British Prime Minister Theresa May has started the two-year process of withdrawing the United Kingdom from the European Union.

May handed a letter to EU Council President Donald Tusk this Wednesday, triggering Article 50 of the Lisbon Treaty. In the message, May also expresses the UK’s wish to retire from the European Atomic Energy Community. The European Parliament said that security cooperation was not on the table, as the upcoming negotiations between the EU and the UK appear to be tough.

British Prime Minister Theresa May, the longest-serving Home Secretary in 100 years. Image Credit: PA/Independent UK

Prime Minister May stated that if a trade deal isn’t reached within the two-year limit, it could result in weakening cooperation in the fight against terrorism and crime. Home Secretary Amber Rudd said that the British government could back out from sharing intelligence with the Europol if an agreement isn’t accomplished.

Article 50 executes Brexit start

Article 50 of the Lisbon Treaty gives any EU member the right to quit from the community, and it outlines the procedure for doing so. The clause gives the country two years to negotiate an exit deal. Once the negotiation is in motion, it cannot be stopped unless there’s unanimous consent among all member states.

May addressed the negotiations that need to take place between the UK and the EU, saying that it is necessary to agree on those terms for the future partnership.
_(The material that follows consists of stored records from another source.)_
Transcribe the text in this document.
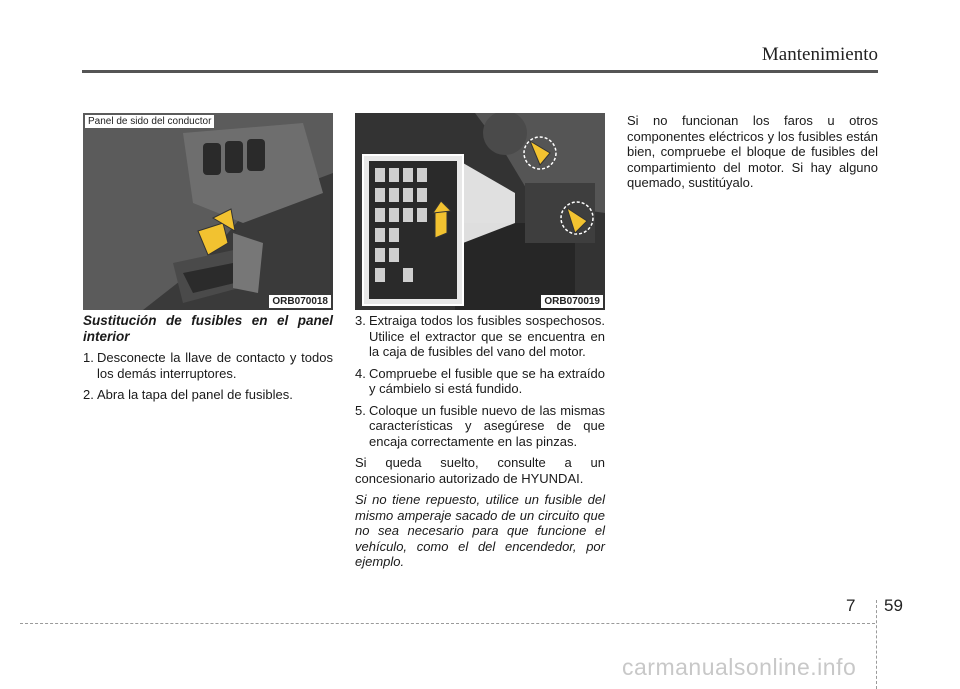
Mantenimiento
Panel de sido del conductor
ORB070018	ORB070019

Sustitución de fusibles en el panel interior

1. Desconecte la llave de contacto y todos los demás interruptores.
2. Abra la tapa del panel de fusibles.
3. Extraiga todos los fusibles sospechosos. Utilice el extractor que se encuentra en la caja de fusibles del vano del motor.
4. Compruebe el fusible que se ha extraído y cámbielo si está fundido.
5. Coloque un fusible nuevo de las mismas características y asegúrese de que encaja correctamente en las pinzas.

Si queda suelto, consulte a un concesionario autorizado de HYUNDAI.

Si no tiene repuesto, utilice un fusible del mismo amperaje sacado de un circuito que no sea necesario para que funcione el vehículo, como el del encendedor, por ejemplo.

Si no funcionan los faros u otros componentes eléctricos y los fusibles están bien, compruebe el bloque de fusibles del compartimiento del motor. Si hay alguno quemado, sustitúyalo.

7 59
carmanualsonline.info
“If, however, we leave the European Union without an agreement the default position is that we would have to trade on World Trade Organisation terms,” she wrote in the letter. “In security terms, a failure to reach agreement would mean our cooperation in the fight against crime and terrorism would be weakened. In this kind of scenario, both the United Kingdom and the European Union would, of course, cope with the change, but it is not the outcome that either side should seek. We must, therefore work hard to avoid that outcome.”

Guy Verhifstadt, European Parliament’s chief Brexit negotiator, stated that they would not accept any attempt to bargain between security and trade. He said that the security of their citizens is far too important to start a trade of one for the other.

In an interview with the BBC, the Prime Minister said that they would like to maintain security within Europe in the degree of cooperation that they currently have. The British government insists that those comments were not a threat to the EU, but it is a simple fact that security arrangements would lapse if the UK leaves the EU without a deal.

If the majority of EU nations doesn’t stop the process, the United Kingdom will leave the European Union on March 29, 2019.

European Union’s response to May

Donald Tusk gave a press conference in Brussels where he said that it was not a happy day for the EU. While holding the Prime Minister’s letter, he recognized that the community already missed the British country. He also stated that arrangements for the UK’s withdrawal will begin at once and that they will attempt to minimize Brexit’s costs for EU citizens, business, and member countries.

The Prime Minister addressed the House of Commons to say that UK’s withdrawal from the EU is the wish of the British people and that there is no turning back. She stretched to the point that the UK wants to remain best friend and neighbor to the European Union countries.

The activation of Article 50 has received mixed reviews from European nations. German Chancellor Angela Merkel stated that there couldn’t be a talk about the future relationship before defining the terms of the UK’s withdrawal from the EU.

“The negotiations must first clarify how we will disentangle our interlinked relationship,” said Chancellor Merkel in Berlin. “And only when this question is dealt with, can we, hopefully soon after, begin talking about our future relationship.”

One of the highlights of the upcoming negotiations is the debt that the UK must pay the EU by the time they leave. Mrs. May said they would reach a fair settlement, and the EU said it wants £50 billion.

European Parliament. Image Credit: Debating Europe

Opposition leaders of the UK have also raised their concern about Brexit. Liberal Democrat leader Tim Farrow said that the Prime Minister is twisting the will of the British people and has no idea of where the country will end up. He believes that it would still be possible for the United Kingdom to remain in the European Union. Farrow marked as a tragedy the Labour party’s help to the Conservatives to cause that damage to the country.